If I close my eyes and go back in time, I can still remember that day so vividly I can feel it. Jimmy and I nervously paced the confines of our hotel room, my father-in-law by our sides. We were anxiously awaiting the call from our guide that he had finally arrived.
When the phone rang--seemed like an eternity--and the words we waited for were a reality, we quickly gathered our things and headed to the elevator. We made our way up to a conference room on another floor and there he was. Daniel. The two-year-old baby whom we'd completely fallen in love with over the months we'd waited and prepared for him. He was right there in front of us.

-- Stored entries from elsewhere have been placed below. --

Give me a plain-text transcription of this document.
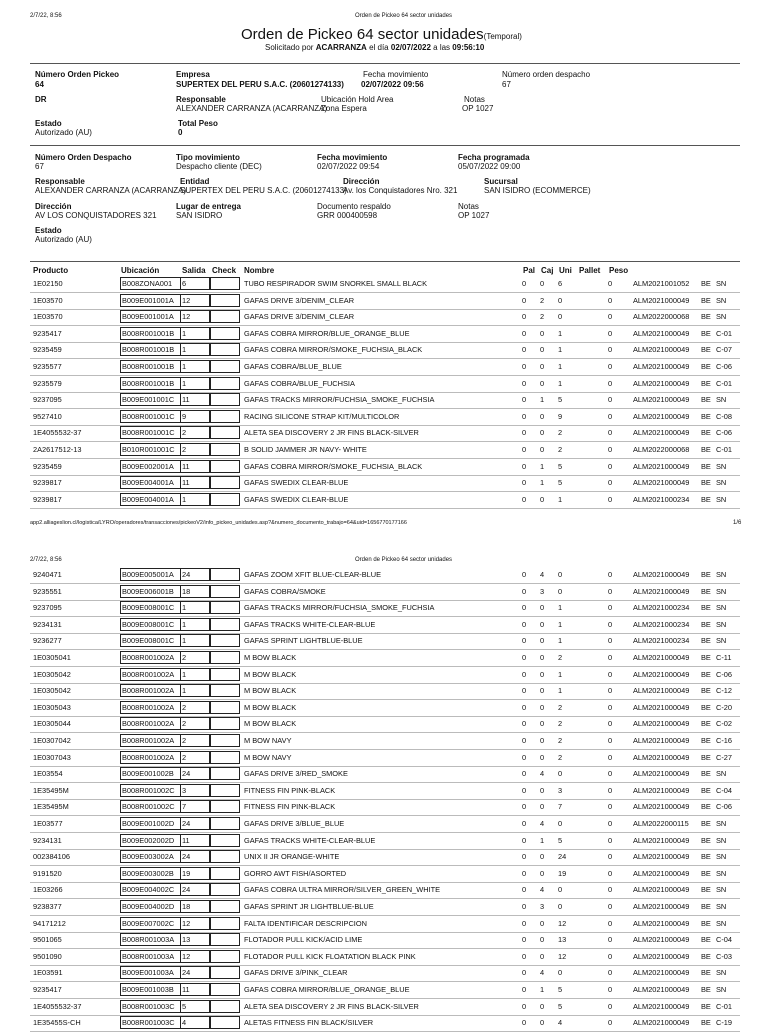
2/7/22, 8:56	Orden de Pickeo 64 sector unidades
Orden de Pickeo 64 sector unidades(Temporal)
Solicitado por ACARRANZA el día 02/07/2022 a las 09:56:10
Número Orden Pickeo
64
Empresa
SUPERTEX DEL PERU S.A.C. (20601274133)
Fecha movimiento
02/07/2022 09:56
Número orden despacho
67
DR	Responsable
ALEXANDER CARRANZA (ACARRANZA)
Ubicación Hold Area
Zona Espera
Notas
OP 1027
Estado
Autorizado (AU)
Total Peso
0
Número Orden Despacho
67
Tipo movimiento
Despacho cliente (DEC)
Fecha movimiento
02/07/2022 09:54
Fecha programada
05/07/2022 09:00
Responsable
ALEXANDER CARRANZA (ACARRANZA)
Entidad
SUPERTEX DEL PERU S.A.C. (20601274133)
Dirección
Av. los Conquistadores Nro. 321
Sucursal
SAN ISIDRO (ECOMMERCE)
Dirección
AV LOS CONQUISTADORES 321
Lugar de entrega
SAN ISIDRO
Documento respaldo
GRR 000400598
Notas
OP 1027
Estado
Autorizado (AU)
Producto	Ubicación	Salida Check Nombre	Pal Caj Uni Pallet Peso
1E02150	B008ZONA001 6	TUBO RESPIRADOR SWIM SNORKEL SMALL BLACK	0 0 6	0	ALM2021001052 BE SN
1E03570	B009E001001A 12	GAFAS DRIVE 3/DENIM_CLEAR	0 2 0	0	ALM2021000049 BE SN
1E03570	B009E001001A 12	GAFAS DRIVE 3/DENIM_CLEAR	0 2 0	0	ALM2022000068 BE SN
9235417	B008R001001B 1	GAFAS COBRA MIRROR/BLUE_ORANGE_BLUE	0 0 1	0	ALM2021000049 BE C-01
9235459	B008R001001B 1	GAFAS COBRA MIRROR/SMOKE_FUCHSIA_BLACK	0 0 1	0	ALM2021000049 BE C-07
9235577	B008R001001B 1	GAFAS COBRA/BLUE_BLUE	0 0 1	0	ALM2021000049 BE C-06
9235579	B008R001001B 1	GAFAS COBRA/BLUE_FUCHSIA	0 0 1	0	ALM2021000049 BE C-01
9237095	B009E001001C 11	GAFAS TRACKS MIRROR/FUCHSIA_SMOKE_FUCHSIA	0 1 5	0	ALM2021000049 BE SN
9527410	B008R001001C 9	RACING SILICONE STRAP KIT/MULTICOLOR	0 0 9	0	ALM2021000049 BE C-08
1E4055532-37	B008R001001C 2	ALETA SEA DISCOVERY 2 JR FINS BLACK-SILVER	0 0 2	0	ALM2021000049 BE C-06
2A2617512-13	B010R001001C 2	B SOLID JAMMER JR NAVY- WHITE	0 0 2	0	ALM2022000068 BE C-01
9235459	B009E002001A 11	GAFAS COBRA MIRROR/SMOKE_FUCHSIA_BLACK	0 1 5	0	ALM2021000049 BE SN
9239817	B009E004001A 11	GAFAS SWEDIX CLEAR-BLUE	0 1 5	0	ALM2021000049 BE SN
9239817	B009E004001A 1	GAFAS SWEDIX CLEAR-BLUE	0 0 1	0	ALM2021000234 BE SN
app2.alliageslion.cl/logistica/LYRO/operadores/transacciones/pickeoV2/info_pickeo_unidades.asp?&numero_documento_trabajo=64&uid=1656770177166	1/6
2/7/22, 8:56	Orden de Pickeo 64 sector unidades
9240471	B009E005001A 24	GAFAS ZOOM XFIT BLUE-CLEAR-BLUE	0 4 0	0	ALM2021000049 BE SN
9235551	B009E006001B 18	GAFAS COBRA/SMOKE	0 3 0	0	ALM2021000049 BE SN
9237095	B009E008001C 1	GAFAS TRACKS MIRROR/FUCHSIA_SMOKE_FUCHSIA	0 0 1	0	ALM2021000234 BE SN
9234131	B009E008001C 1	GAFAS TRACKS WHITE-CLEAR-BLUE	0 0 1	0	ALM2021000234 BE SN
9236277	B009E008001C 1	GAFAS SPRINT LIGHTBLUE-BLUE	0 0 1	0	ALM2021000234 BE SN
1E0305041	B008R001002A 2	M BOW BLACK	0 0 2	0	ALM2021000049 BE C-11
1E0305042	B008R001002A 1	M BOW BLACK	0 0 1	0	ALM2021000049 BE C-06
1E0305042	B008R001002A 1	M BOW BLACK	0 0 1	0	ALM2021000049 BE C-12
1E0305043	B008R001002A 2	M BOW BLACK	0 0 2	0	ALM2021000049 BE C-20
1E0305044	B008R001002A 2	M BOW BLACK	0 0 2	0	ALM2021000049 BE C-02
1E0307042	B008R001002A 2	M BOW NAVY	0 0 2	0	ALM2021000049 BE C-16
1E0307043	B008R001002A 2	M BOW NAVY	0 0 2	0	ALM2021000049 BE C-27
1E03554	B009E001002B 24	GAFAS DRIVE 3/RED_SMOKE	0 4 0	0	ALM2021000049 BE SN
1E35495M	B008R001002C 3	FITNESS FIN PINK-BLACK	0 0 3	0	ALM2021000049 BE C-04
1E35495M	B008R001002C 7	FITNESS FIN PINK-BLACK	0 0 7	0	ALM2021000049 BE C-06
1E03577	B009E001002D 24	GAFAS DRIVE 3/BLUE_BLUE	0 4 0	0	ALM2022000115 BE SN
9234131	B009E002002D 11	GAFAS TRACKS WHITE-CLEAR-BLUE	0 1 5	0	ALM2021000049 BE SN
002384106	B009E003002A 24	UNIX II JR ORANGE-WHITE	0 0 24	0	ALM2021000049 BE SN
9191520	B009E003002B 19	GORRO AWT FISH/ASORTED	0 0 19	0	ALM2021000049 BE SN
1E03266	B009E004002C 24	GAFAS COBRA ULTRA MIRROR/SILVER_GREEN_WHITE	0 4 0	0	ALM2021000049 BE SN
9238377	B009E004002D 18	GAFAS SPRINT JR LIGHTBLUE-BLUE	0 3 0	0	ALM2021000049 BE SN
94171212	B009E007002C 12	FALTA IDENTIFICAR DESCRIPCION	0 0 12	0	ALM2021000049 BE SN
9501065	B008R001003A 13	FLOTADOR PULL KICK/ACID LIME	0 0 13	0	ALM2021000049 BE C-04
9501090	B008R001003A 12	FLOTADOR PULL KICK FLOATATION BLACK PINK	0 0 12	0	ALM2021000049 BE C-03
1E03591	B009E001003A 24	GAFAS DRIVE 3/PINK_CLEAR	0 4 0	0	ALM2021000049 BE SN
9235417	B009E001003B 11	GAFAS COBRA MIRROR/BLUE_ORANGE_BLUE	0 1 5	0	ALM2021000049 BE SN
1E4055532-37	B008R001003C 5	ALETA SEA DISCOVERY 2 JR FINS BLACK-SILVER	0 0 5	0	ALM2021000049 BE C-01
1E35455S-CH	B008R001003C 4	ALETAS FITNESS FIN BLACK/SILVER	0 0 4	0	ALM2021000049 BE C-19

He was handed to me, and I could immediately see he was scared. Tears welled up in his eyes but he was so brave. I knew that he needed to feel my unconditional love, and as I held him and patted his chest, his crying stopped within a minute or two. I felt the Mama Bear rise up within me when I made that harsh realization that he was ill. His pained, watery eyes and bright red, flushed cheeks revealed it; my lips meeting his burning forehead confirmed it. The Orphanage Director suggested that he see a pediatrician when we returned to the U.S. Did she not realize that our son was a medically-fragile child? Could she not see that he needed immediate attention, especially knowing he had a broken heart? It gave us a stark, new up-close-and-personal picture of the situation across the world. Orphanages do not always have the resources to care for those left behind. And the poor health of these children does not always make them a priority in a situation where there are too many of them to count. They did their best though, and I thanked God my son was finally in my arms that had ached to hold him for so long.
As I asked questions about Daniel and found out how long he'd been sick, my mind was already thinking ahead to getting pain relievers and antibiotics into his body as soon as humanly possible. I earned his trust with a container of Cheerios, placing them nonchalantly into my hand and slipping them into his mouth until he finally felt comfortable enough to retrieve them from my hand himself.
I remember the "war" we fought (shared in Chapter Five) with his multiple layers of clothing, trying to cool him down by removing some of them but, at the same time, carefully honoring his attachment to the only items in the whole world that belonged to him. It seemed like forever in that conference room, waiting for my motherly instincts to tell me that he was ready to separate from those he was familiar with and enter a whole new world with those he wasn't. But in my heart, I know he knew. In that short time, Daniel knew that I was fighting for him.
That night in our hotel room, we began to gain his trust as we soaked in those first hours with him and slowly nursed him back to health. His layers of fear and uncertainty were gently pulled back, one by one. And though my soul longs to hold our angel again on this side of Heaven, I stand firm with belief that Jesus holds Daniel in his arms now. And that fills me with all kinds of peace and hope today as I sit wearing the very same shirt I wore when I first held our boy. What a treasured anniversary.